輝夜の言葉にキュルケは不思議そうに訊いた。

 

「(また、ルーンか……。)こいつは俺が気を失っている間に勝手に彫られたものだ。俺自身、了承した覚えは無い」

 

「ちょっと!!まだ、そんなことを言うの!?」

 

輝夜の言葉にルイズは憤慨した。そして、そんな光景を見たキュルケはおかしそうに笑った。

 

「あっはっはっ!何、ルイズ?あなた、自分の使い魔から信頼を得ることもできなかったの?」

 

「うるさい!!」

 

「でも、実際にそうじゃない。それに……」

 

キュルケはそう言うと、急に黙り出して、顔つきも真剣なものになった。

 

「な、何よ……」

 

ルイズがそれを見て尋ねたが、キュルケは何でもないという風に真剣な表情を崩した。

 

「別に何でも無いわ。それよりも、そろそろ授業が始まるけど良いのかしら?」

 

キュルケの言葉にルイズはハッとして、次に輝夜を睨んだ。

 

「ちょっと!!あんたのせいで朝ごはん、食べ損なったじゃない!!」

 

「それは悪かったな。
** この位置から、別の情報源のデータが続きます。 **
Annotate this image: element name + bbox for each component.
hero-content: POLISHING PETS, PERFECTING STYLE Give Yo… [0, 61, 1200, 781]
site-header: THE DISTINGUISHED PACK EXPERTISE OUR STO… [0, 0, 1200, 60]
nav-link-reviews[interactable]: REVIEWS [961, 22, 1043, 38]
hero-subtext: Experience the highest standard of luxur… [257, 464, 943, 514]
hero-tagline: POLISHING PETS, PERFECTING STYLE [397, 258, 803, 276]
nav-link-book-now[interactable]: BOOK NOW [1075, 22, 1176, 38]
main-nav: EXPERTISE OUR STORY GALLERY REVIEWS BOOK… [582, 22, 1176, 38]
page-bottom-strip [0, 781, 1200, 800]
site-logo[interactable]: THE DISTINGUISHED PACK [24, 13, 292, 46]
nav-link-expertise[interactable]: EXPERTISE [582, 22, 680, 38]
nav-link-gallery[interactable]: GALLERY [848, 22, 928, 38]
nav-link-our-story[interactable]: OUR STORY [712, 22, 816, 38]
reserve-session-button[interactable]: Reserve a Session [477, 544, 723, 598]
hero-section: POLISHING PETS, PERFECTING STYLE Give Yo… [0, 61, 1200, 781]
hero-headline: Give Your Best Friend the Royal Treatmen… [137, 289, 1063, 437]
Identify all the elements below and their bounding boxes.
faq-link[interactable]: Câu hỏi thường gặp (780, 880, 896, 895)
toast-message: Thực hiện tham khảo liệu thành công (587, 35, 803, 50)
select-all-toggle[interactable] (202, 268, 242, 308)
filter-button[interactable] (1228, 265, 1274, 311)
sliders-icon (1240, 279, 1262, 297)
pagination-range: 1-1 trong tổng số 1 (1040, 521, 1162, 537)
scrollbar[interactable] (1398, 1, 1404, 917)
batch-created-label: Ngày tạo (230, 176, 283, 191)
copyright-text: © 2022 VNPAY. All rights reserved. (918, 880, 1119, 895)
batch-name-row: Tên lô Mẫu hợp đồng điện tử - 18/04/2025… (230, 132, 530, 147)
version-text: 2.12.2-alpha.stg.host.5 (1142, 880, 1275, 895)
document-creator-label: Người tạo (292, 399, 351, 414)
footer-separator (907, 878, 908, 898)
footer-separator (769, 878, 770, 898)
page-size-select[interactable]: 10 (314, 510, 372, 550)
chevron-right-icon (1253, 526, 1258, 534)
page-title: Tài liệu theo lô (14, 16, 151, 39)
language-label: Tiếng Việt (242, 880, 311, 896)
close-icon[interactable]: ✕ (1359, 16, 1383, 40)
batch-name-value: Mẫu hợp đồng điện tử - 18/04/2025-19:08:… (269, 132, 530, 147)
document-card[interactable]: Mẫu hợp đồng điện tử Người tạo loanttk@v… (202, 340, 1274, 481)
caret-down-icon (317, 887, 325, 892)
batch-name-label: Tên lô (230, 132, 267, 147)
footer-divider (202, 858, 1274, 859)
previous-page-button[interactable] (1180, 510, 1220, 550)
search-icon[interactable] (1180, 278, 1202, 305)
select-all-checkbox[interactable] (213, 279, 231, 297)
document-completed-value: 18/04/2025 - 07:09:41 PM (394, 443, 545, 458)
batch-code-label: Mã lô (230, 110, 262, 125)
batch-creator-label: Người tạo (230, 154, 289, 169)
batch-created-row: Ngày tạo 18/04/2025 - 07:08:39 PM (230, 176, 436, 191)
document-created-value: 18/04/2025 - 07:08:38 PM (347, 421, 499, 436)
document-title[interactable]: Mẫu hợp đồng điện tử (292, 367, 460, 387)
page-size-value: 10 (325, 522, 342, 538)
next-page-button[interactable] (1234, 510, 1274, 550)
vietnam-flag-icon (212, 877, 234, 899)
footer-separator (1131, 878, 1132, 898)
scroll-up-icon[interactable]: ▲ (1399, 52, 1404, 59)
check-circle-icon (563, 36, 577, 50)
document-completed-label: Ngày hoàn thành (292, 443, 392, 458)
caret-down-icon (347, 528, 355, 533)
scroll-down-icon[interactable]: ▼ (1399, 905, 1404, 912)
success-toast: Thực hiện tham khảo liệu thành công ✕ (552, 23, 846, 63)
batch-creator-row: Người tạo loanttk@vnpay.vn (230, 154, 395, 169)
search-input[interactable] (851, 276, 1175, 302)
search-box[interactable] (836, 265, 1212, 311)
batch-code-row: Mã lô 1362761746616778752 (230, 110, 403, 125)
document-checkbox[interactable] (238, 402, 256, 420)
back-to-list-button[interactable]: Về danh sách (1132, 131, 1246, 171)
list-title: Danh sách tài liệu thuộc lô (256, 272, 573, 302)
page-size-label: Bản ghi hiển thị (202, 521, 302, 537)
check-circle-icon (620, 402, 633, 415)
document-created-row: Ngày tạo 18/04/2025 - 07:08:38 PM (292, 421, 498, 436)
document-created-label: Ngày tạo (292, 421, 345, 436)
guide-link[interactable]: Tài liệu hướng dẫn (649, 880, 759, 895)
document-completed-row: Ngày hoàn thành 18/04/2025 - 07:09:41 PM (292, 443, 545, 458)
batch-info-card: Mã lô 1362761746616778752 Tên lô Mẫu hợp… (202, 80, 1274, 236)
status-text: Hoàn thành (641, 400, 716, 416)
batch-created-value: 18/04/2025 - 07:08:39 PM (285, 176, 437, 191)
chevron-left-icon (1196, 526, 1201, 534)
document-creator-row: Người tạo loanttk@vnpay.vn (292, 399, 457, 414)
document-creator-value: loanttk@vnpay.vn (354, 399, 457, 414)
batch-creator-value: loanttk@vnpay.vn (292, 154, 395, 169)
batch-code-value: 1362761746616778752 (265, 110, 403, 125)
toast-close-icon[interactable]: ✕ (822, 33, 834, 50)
(食堂で見掛けなかったと思ったら、ずっと探していたのか)」

 

ルイズの言葉に輝夜は一応の謝罪をして、そんなことを考えていた。

 

「あぁ、もう!!授業には、あんたも一緒に来るのよ!!拒否権は無いんだからね!!」

 

(……授業か。この世界のことを知るには、ちょうどいいかもしれないな)

 

ルイズの言葉に輝夜は自分に利があると思い、自分の腕を掴んで引っ張るルイズに抵抗せずにおとなしく、ついていくことにした。そして、キュルケとフレイムを含めた一向は教室に向かった。